Silną stroną polskiego ekosystemu finansowego w obszarze ekonomii społecznej wydaje się ilość i różnorodność dostępnych środków oraz narzędzi. Silną, jak na kraj Europy Środkowo-Wschodniej. Zdecydowanie słabą stroną systemu jest faktyczna dostępność tych środków, które dystrybuowane są przez regionalne ośrodki takie, jak powiatowe urzędy pracy. Wiele do życzenia pozostawia też kwestia zintegrowania środków finansowych z szerszym systemem wsparcia merytorycznego oraz niefasadowej ewaluacji ich wykorzystania. Dostępność i różnorodność są bezpośrednio współzależne z wolumenem rynku, czyli ilością sprawnie funkcjonujących podmiotów ekonomii społecznej generujących popyt na wzmiankowane instrumenty. Jest to w oczywisty sposób szansa i zagrożenie dla całego ekosystemu, który – choć obecnie może liczyć na zasilenie publicznymi funduszami celowymi – nie może przespać momentu, w którym wsparcie to powinno przełożyć się na rozwój i usamodzielnienie.
Czy znamy receptę na sukces ekonomiczno-społeczny?
Raport Social Entrepreneurship Network na pewno dostarcza ciekawego, świeżego spojrzenia na kwestię rozwoju przedsiębiorczości społecznej.

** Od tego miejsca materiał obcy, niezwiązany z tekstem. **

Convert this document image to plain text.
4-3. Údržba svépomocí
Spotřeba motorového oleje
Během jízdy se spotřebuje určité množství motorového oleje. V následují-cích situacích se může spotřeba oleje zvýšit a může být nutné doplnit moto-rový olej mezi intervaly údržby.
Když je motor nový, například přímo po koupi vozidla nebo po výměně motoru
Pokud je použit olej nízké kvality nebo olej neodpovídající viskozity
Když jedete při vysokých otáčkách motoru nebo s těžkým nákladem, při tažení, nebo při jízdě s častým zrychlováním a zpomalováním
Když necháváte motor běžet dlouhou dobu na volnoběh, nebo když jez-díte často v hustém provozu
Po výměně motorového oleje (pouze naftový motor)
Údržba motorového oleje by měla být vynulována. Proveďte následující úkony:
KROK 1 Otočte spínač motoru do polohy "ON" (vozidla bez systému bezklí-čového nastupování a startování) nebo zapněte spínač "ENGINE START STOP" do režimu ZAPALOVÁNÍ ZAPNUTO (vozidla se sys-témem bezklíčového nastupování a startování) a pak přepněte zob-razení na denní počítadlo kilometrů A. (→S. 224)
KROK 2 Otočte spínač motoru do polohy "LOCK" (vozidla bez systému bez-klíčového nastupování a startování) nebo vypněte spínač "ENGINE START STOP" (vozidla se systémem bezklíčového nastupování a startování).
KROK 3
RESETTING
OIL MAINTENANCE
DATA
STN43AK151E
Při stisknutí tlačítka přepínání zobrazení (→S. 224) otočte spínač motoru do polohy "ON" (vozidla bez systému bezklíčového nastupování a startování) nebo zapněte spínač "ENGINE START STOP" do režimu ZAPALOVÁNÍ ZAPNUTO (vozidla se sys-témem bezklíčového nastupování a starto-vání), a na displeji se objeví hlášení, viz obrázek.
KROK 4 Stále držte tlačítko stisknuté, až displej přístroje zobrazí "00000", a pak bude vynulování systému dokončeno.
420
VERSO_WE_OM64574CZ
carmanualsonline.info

Zarazem przytoczenie doświadczeń i dobrych praktyk pochodzących z różnych zakątków Europy pozwala ocenić polskie działania w szerszym kontekście. Może też być praktycznie wartościowe, o ile zdecydujemy się na przeszczepianie sprawdzonych modeli. Należy przy tym pamiętać, że raport formułuje model wielowymiarowego wsparcia systemowego dla przedsiębiorczości społecznej, jednak ostateczny kształt takiego wsparcia powinien stać się przedmiotem dyskusji uwzględniającej lokalną sytuację w poszczególnych krajach czy regionach.
Niestety, mimo wszystkich wzmiankowanych walorów, raport nie dostarcza recepty na sukces sektora przedsiębiorczości społecznej. Wynika to jednak nie tyle z ogólnego charakteru opracowania, ile raczej z faktu, że fundamentalne problemy ekonomii społecznej (np. w Polsce), nie wynikają z braku wiedzy na temat tego, co należałoby zrobić. Wręcz przeciwnie, konferencje branżowe, komunikaty Departamentu Pożytku Publicznego, czy sam KPRES dowodzą, że wiedzę tę już w dużym stopniu posiedliśmy. Faktycznym problemem i wyzwaniem pozostaje jej wdrożenie, które sprostać musi wyzwaniom takim jak kłopotliwa mieszanka polityki biurokratyzacji i liberalizacji, słabość społeczeństwa obywatelskiego czy system edukacji formalnej niemal całkowicie ignorujący istnienie ekonomii społecznej. Innymi słowy, wydaje się, że wszystkie rekomendowane rozwiązania warto byłoby wdrożyć. Zarazem wielkim i otwartym pytaniem pozostaje, jak zrobić to w sposób, który nie byłby fasadowy, a autentyczny, powszechny i efektywny.